Frankie thought about this for a moment, looking up at his daughter. Emily was still sound asleep, her breathing labored as she rolled from one side to the other. She lay there dreaming, worrying about things beyond her reality, and loving it. He wondered if she looked different in her dreams. He glanced at Sandy and, sadly, saw greed in her eyes.
“What do you need,” he said, “a new tv? You’re just after the custody money. Well fuck you, I’m saving for the surgeries she needs. She’ll get them without you.”
“Frankie, be reasonable,” Sandy said, scoffing at him.
This last was too much for him, the condescension reaching a peak. She had shown up randomly to take his daughter, she had physically resisted him as he tried to remove her from his apartment, and she had only come for the money. It was the final straw.
He felt his fingers lacing through her hair, felt the tightening as he drug her. She was no longer whispering, Emily’s rest no longer seeming to be a priority. As his daughter stirred the separated couple reached the bathroom and Frankie yanked her in. As she sprawled on the floor he looked and saw black hairs in his hand. “Losin’ a lot already there, aren’t ya?” he wondered.
As she tried to rise he struck her across the face. Blood and teeth fragments spurted from her jaws.
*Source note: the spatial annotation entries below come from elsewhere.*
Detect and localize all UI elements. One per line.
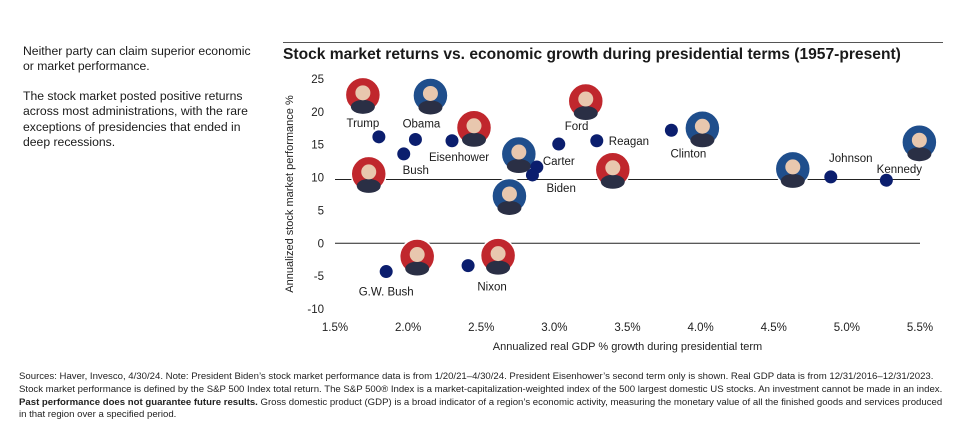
data-point-trump: [372, 130, 386, 144]
data-point-clinton: [664, 123, 678, 137]
point-label-g-w-bush: G.W. Bush: [359, 287, 414, 299]
portrait-face-carter: [511, 144, 527, 160]
portrait-face-nixon: [490, 246, 506, 262]
data-point-kennedy: [879, 173, 893, 187]
x-axis-label: Annualized real GDP % growth during pres…: [493, 341, 762, 353]
y-tick-label: 25: [311, 74, 324, 86]
data-point-reagan: [590, 134, 604, 148]
portrait-shoulders-obama: [418, 100, 443, 115]
portrait-face-bush: [361, 164, 377, 180]
data-point-nixon: [461, 259, 475, 273]
portrait-shoulders-carter: [506, 159, 531, 174]
data-point-ford: [552, 137, 566, 151]
footnote-disclaimer: Past performance does not guarantee futu…: [19, 396, 258, 408]
portrait-shoulders-bush: [356, 178, 381, 193]
portrait-face-g-w-bush: [409, 247, 425, 263]
point-label-reagan: Reagan: [609, 136, 649, 148]
summary-paragraph-1: Neither party can claim superior economi…: [23, 44, 251, 74]
scatter-chart: -10 -5 0 5 10 15 20 25 1.5% 2.0% 2.5% 3.0% 3.5% 4.0% 4…: [284, 74, 938, 353]
portrait-face-obama: [422, 85, 438, 101]
y-tick-label: -5: [314, 271, 324, 283]
portrait-shoulders-eisenhower: [462, 132, 486, 147]
point-label-carter: Carter: [543, 156, 575, 168]
point-label-eisenhower: Eisenhower: [429, 152, 489, 164]
data-point-eisenhower: [445, 134, 459, 148]
footnote-text-2: Gross domestic product (GDP) is a broad …: [19, 396, 943, 421]
footnote: Sources: Haver, Invesco, 4/30/24. Note: …: [19, 371, 944, 422]
x-tick-label: 4.5%: [761, 322, 787, 334]
y-tick-label: 0: [318, 238, 324, 250]
point-label-nixon: Nixon: [477, 282, 506, 294]
portrait-face-trump: [355, 85, 371, 101]
portrait-shoulders-reagan: [600, 174, 625, 189]
portrait-face-reagan: [605, 160, 621, 176]
portrait-shoulders-nixon: [486, 260, 511, 275]
y-axis-label: Annualized stock market performance %: [284, 95, 296, 293]
data-point-obama: [408, 132, 422, 146]
data-point-bush: [397, 147, 411, 161]
y-tick-label: 15: [311, 140, 324, 152]
point-label-ford: Ford: [565, 121, 589, 133]
point-label-kennedy: Kennedy: [877, 164, 923, 176]
portrait-face-ford: [578, 91, 594, 107]
y-tick-label: 5: [318, 205, 324, 217]
portrait-shoulders-johnson: [780, 173, 805, 188]
portrait-face-clinton: [694, 118, 710, 134]
portrait-shoulders-biden: [497, 200, 522, 215]
portrait-shoulders-kennedy: [907, 147, 932, 162]
data-point-johnson: [824, 170, 838, 184]
x-tick-label: 2.0%: [395, 322, 421, 334]
portrait-shoulders-trump: [350, 99, 375, 114]
y-tick-label: 10: [311, 173, 324, 185]
point-label-trump: Trump: [346, 118, 379, 130]
portrait-face-kennedy: [911, 132, 927, 148]
point-label-bush: Bush: [403, 165, 429, 177]
portrait-shoulders-g-w-bush: [405, 261, 430, 276]
portrait-face-biden: [501, 186, 517, 202]
data-point-g-w-bush: [379, 265, 393, 279]
y-tick-label: -10: [307, 304, 324, 316]
chart-title: Stock market returns vs. economic growth…: [283, 46, 901, 63]
portrait-face-johnson: [785, 159, 801, 175]
title-divider: [283, 42, 943, 43]
data-point-biden: [525, 168, 539, 182]
x-tick-label: 2.5%: [468, 322, 494, 334]
portrait-shoulders-ford: [573, 106, 598, 121]
footnote-text-1: Sources: Haver, Invesco, 4/30/24. Note: …: [19, 371, 943, 395]
portrait-face-eisenhower: [466, 118, 482, 134]
x-tick-label: 3.0%: [541, 322, 567, 334]
x-tick-label: 5.0%: [834, 322, 860, 334]
x-tick-label: 1.5%: [322, 322, 348, 334]
summary-text: Neither party can claim superior economi…: [23, 44, 263, 164]
point-label-johnson: Johnson: [829, 153, 872, 165]
x-tick-label: 3.5%: [614, 322, 640, 334]
y-tick-label: 20: [311, 107, 324, 119]
x-tick-label: 4.0%: [688, 322, 714, 334]
point-label-clinton: Clinton: [670, 148, 706, 160]
x-tick-label: 5.5%: [907, 322, 933, 334]
point-label-obama: Obama: [403, 118, 441, 130]
summary-paragraph-2: The stock market posted positive returns…: [23, 88, 248, 150]
portrait-shoulders-clinton: [690, 133, 715, 148]
point-label-biden: Biden: [546, 183, 575, 195]
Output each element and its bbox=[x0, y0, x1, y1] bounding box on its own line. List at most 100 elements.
He hit her again and then, as she began to cry out for the third time, he managed to get his hands around her throat. The wheels turned, the breathing shallowed to a sand-bank, and Sandy began to pass out.
Frankie squeezed harder the redder he got. At last he heard the loud pop of her neck, of the vertebra separating and the nerves severing along the bony edges. He watched her eyes go dead, the life fading from them, and he followed her down as far as he could. Feeling like he owed it to her, Frankie gazed at the irises until the light was all gone from them.
Thump-swipe.
Thump-swipe.
His daughter was out of bed and probably coming to pee. She knocked on the door. “Almost finished, honey,” he called, and returned his attention to Sandy. Finally deciding on the tub he set her in and walked to the door after pulling the curtain. He stopped by the toilet and flushed it, then opened the door. Emily stood outside, a confused look on her face so far as he could tell.
“Daghy?” she asked. “Daghy, whuh was thah noise?”
He pulled her close. “Nothing, sweetheart,” he said. “Daddy loves you, and you don’t ever have to worry around him.” He sighed, content in the hug. “You never have to worry with Daddy.